Warum Berlin einen Regierenden Bürgermeister braucht, dem man noch glauben kann
Kai Wegner – Eine Stadt im Krisenmodus – und ein Bürgermeister mit Vertrauensproblem. Berlin steckt in Dauerkrisen: Wohnungsnot, überforderte Behörden, Sicherheitsprobleme und eine marode Infrastruktur. Doch all das wird von einem Problem überlagert, das für einen Regierungschef besonders schwer wiegt: dem Verlust der Glaubwürdigkeit.
Denn politische Fehler kann man korrigieren. Ein beschädigtes Vertrauen der Bürger hingegen nur schwer.
Der Stromausfall wurde zur Glaubwürdigkeitskrise
Der großflächige Stromausfall Anfang des Jahres hätte Kai Wegner die Gelegenheit geben können, Führungsstärke zu beweisen. Stattdessen entwickelte sich sein Krisenmanagement zu einer Affäre um widersprüchliche Aussagen.
Wegner hatte den Eindruck vermittelt, bereits früh am Morgen intensiv telefonisch in das Krisenmanagement eingebunden gewesen zu sein. Später wurde bekannt, dass vor dem Mittag nach Angaben der Senatskanzlei keine entsprechenden dienstlichen Telefonate stattfanden. Wegner räumte anschließend ein, einen falschen Eindruck erweckt zu haben, und entschuldigte sich öffentlich.
Ein Regierungschef, dessen Darstellung der eigenen Krisenarbeit nachträglich korrigiert werden muss, beschädigt seine wichtigste politische Währung: Vertrauen.
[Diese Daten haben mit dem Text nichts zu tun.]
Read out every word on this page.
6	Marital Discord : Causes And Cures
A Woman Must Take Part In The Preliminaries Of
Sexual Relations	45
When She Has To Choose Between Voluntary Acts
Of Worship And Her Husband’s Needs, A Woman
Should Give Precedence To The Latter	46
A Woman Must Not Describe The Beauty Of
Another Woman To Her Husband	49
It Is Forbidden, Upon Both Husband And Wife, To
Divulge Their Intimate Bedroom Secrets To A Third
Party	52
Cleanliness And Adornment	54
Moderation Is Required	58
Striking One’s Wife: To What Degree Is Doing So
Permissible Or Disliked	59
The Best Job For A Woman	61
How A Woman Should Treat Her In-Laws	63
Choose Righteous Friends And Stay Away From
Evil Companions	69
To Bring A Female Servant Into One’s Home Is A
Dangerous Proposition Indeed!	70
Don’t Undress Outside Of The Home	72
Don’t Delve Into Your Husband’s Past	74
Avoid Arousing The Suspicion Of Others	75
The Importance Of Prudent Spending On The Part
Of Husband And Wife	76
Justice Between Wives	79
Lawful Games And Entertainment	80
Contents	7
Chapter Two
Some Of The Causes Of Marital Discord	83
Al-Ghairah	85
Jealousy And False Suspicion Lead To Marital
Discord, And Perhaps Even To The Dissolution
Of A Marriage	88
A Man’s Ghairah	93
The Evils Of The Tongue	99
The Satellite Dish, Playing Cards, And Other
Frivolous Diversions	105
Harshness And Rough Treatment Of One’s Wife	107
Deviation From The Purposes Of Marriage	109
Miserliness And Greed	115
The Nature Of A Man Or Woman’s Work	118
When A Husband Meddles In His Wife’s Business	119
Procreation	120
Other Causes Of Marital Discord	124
Nicht der Tennisschläger war das Problem
Ob Kai Wegner während der Krise Tennis gespielt hat, ist letztlich zweitrangig. Politiker sind Menschen und keine Maschinen.
Das eigentliche Problem ist die Kommunikation danach. Wer sich im Nachhinein in Widersprüche verstrickt und später Fehler einräumen muss, liefert seinen politischen Gegnern die Vorlage gleich selbst.
Nicht das Tennisspiel wurde zur Affäre – sondern die Frage, ob die Öffentlichkeit korrekt informiert wurde.
Vertrauen ist keine Nebensache
Ein Regierender Bürgermeister trägt Verantwortung – besonders in Ausnahmesituationen. Die Berliner müssen sich darauf verlassen können, dass die Informationen aus dem Roten Rathaus stimmen.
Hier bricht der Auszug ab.